Badayuni writes,His majesty cared for the death of no grandee more than for that of Birbal. He said, 'Alas! they could not even get his body out of the pass, that it might have been burned"; but at last, he consoled himself with the thought that Birbal was now free and independent of all earthly fetters, and as the rays of the sun were sufficient for him, there was no necessity that he should be cleansed by fire.

==Folklore and legacy==

===Origins===
Akbar-Birbal folk tales were passed on mainly by oral tradition. They focus on how Birbal manages to outsmart envious courtiers who try to trap and portray him in poor light in front of Akbar, often in a humorous manner with him shown giving sharp and intelligent responses. Others show his interactions with the Emperor which involve him trying to test Birbal's wit and Birbal making him realise his folly, which always ends with Akbar becoming amused and impressed. He occasionally challenges Birbal by giving him a line of poetry which Birbal has to complete. Some of the other stories are simple humorous anecdotes. Getting an advantage in a seemingly impossible situation and making his challengers look silly are usual occurrences in these tales.

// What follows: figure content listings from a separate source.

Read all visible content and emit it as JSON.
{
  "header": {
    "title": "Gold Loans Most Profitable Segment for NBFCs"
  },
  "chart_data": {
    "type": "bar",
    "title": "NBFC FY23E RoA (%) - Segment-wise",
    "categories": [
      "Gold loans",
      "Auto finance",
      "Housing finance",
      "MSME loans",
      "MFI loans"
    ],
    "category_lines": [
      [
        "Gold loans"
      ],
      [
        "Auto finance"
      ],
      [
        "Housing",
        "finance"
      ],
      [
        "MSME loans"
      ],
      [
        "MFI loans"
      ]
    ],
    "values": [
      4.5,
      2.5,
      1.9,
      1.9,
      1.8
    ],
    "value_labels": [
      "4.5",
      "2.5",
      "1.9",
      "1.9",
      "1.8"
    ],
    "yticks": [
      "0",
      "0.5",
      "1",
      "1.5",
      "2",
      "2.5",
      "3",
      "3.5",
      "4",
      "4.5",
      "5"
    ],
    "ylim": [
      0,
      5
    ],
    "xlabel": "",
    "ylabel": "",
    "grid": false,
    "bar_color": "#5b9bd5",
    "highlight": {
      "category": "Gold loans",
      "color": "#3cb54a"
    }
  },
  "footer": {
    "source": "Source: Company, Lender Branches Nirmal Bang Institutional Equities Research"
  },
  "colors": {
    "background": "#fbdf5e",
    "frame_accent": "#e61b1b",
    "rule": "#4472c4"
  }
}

According to C. M. Naim, the earliest known reference of Birbal's wit is in the 18th-century biographical dictionary, Ma'athir al-Umara in which he, thanks to his poetry and wit, becomes a member of Akbar's inner circle and gradually outranks all other courtiers. Naim draws a parallel between the Akbar-Birbal tales with others in Indian folklore involving a king and his quick-witted minister such as the Vijayanagara emperor, Krishnadevaraya and Tenali Ramakrishna and King Krishnachandra of Nadia and his barber, Gopal Bhar.
In later years, a third character, Mulla Do-Piyaza began to appear. He was very likely a fictional character and was portrayed as Birbal's Muslim counterpart and a proponent of orthodox Islam.
However, when viewed within the context of folkloric literature, these stories, much like other similar tales like those of Krishnadevaraya and Tenali Rama, make fun of the human imperfections in the character of the king and then offer a corrective to his behaviour.

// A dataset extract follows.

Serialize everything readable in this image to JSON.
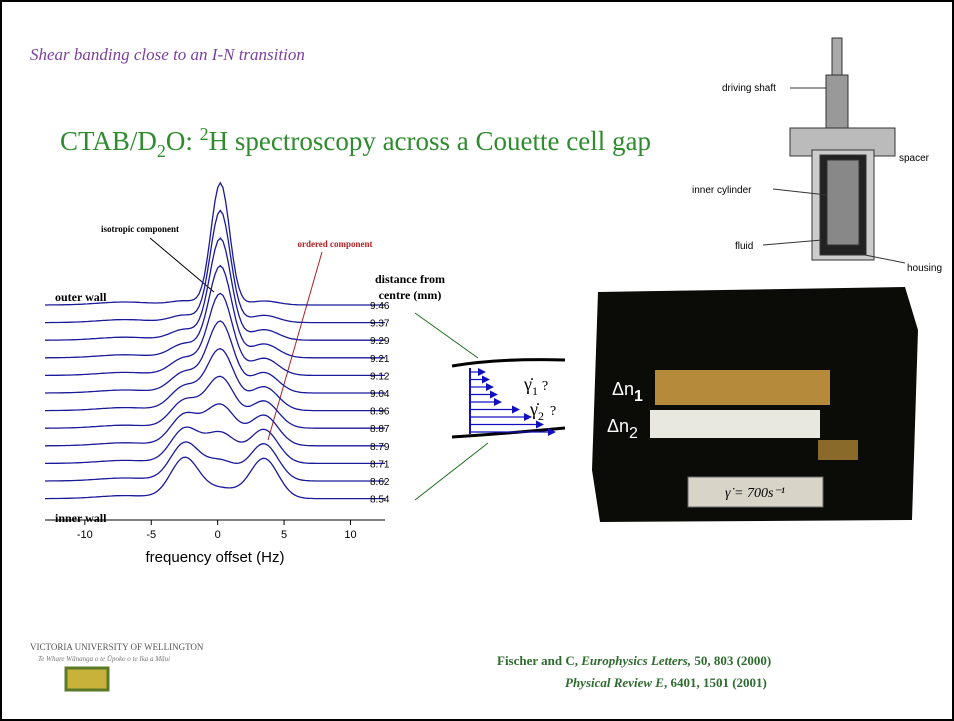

===Historic role versus folklore===
In the folk tales, he is always portrayed as a pious Hindu, being younger than Akbar, and being morally strict in the midst of opposing Muslim courtiers, who are shown plotting against him; his success was only because of his skill and his intelligence. He is thus depicted as acquiring personal influence over Akbar, using his intelligence and sharp tongue and never resorting to violence. However, historically he never played such a role.

Badayuni mistrusted him but did mention that he was "having a considerable amount of capacity and genius". The Braj Bhasha poet, Rai Hol, praised Akbar and his nine jewels, having a special emphasis on Birbal for his generosity. Abu'l-Fazl respected him by emphasising on his spiritual excellence and position as a confidant of the Emperor rather than on his wit or poetry.

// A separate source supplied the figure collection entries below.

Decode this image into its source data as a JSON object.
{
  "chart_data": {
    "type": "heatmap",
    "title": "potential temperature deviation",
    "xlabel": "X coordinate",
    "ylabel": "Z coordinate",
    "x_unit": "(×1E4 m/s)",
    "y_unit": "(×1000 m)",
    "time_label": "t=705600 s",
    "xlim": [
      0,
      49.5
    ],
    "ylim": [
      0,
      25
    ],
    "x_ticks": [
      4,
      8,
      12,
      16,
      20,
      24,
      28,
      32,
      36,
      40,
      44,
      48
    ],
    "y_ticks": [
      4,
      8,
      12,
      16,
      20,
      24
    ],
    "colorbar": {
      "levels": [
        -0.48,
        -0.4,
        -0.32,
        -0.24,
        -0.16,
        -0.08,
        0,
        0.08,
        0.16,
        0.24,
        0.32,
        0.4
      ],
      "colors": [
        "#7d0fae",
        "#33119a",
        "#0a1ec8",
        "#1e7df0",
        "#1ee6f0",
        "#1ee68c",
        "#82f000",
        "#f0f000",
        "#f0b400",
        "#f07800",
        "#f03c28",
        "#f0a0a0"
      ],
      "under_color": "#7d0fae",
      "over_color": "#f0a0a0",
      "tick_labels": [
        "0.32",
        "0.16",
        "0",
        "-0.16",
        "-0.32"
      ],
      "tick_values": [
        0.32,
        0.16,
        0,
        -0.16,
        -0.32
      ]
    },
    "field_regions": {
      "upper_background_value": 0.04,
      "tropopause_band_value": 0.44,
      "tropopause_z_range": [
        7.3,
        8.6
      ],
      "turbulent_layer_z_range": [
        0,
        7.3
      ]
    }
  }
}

Modern Hindu scholars assert that he made Mughal Emperor Akbar make bold decisions and the orthodox Muslims in the court despised him, since he made Akbar renounce Islam. But no evidence is present that he influenced Akbar's beliefs. Though sources suggest he influenced Akbar's policies to some extent. It was Akbar's affection for him, his religious tolerance and social liberalism which was the reason for this and Birbal was not the cause. Historically, he was more of a supporter of Akbar's religious policy and his religion, Din-i Ilahi.

===In popular culture===
Akbar and Birbal folk tales are featured in Amar Chitra Katha and Chandamama children's comics and many books are available containing these collections. There are various paperback editions, films, textbooks, booklets and plays with his character as the lead. Zee TV produced a series called Akbar And Birbal in 1995. The television channel Cartoon Network in India, has two featured animated series based on him, Chota Birbal and Akbar & Birbal. Salman Rushdie's novel The Enchantress of Florence has the character of Birbal. Akbar Birbal is a 2014 historical comedy show originally broadcast by Big Magic, it was followed by Hazir Jawab Birbal in 2015. Akbar Ka Bal Birbal is another historical comedy show about Akbar and Birbal that aired on Star Bharat in 2020.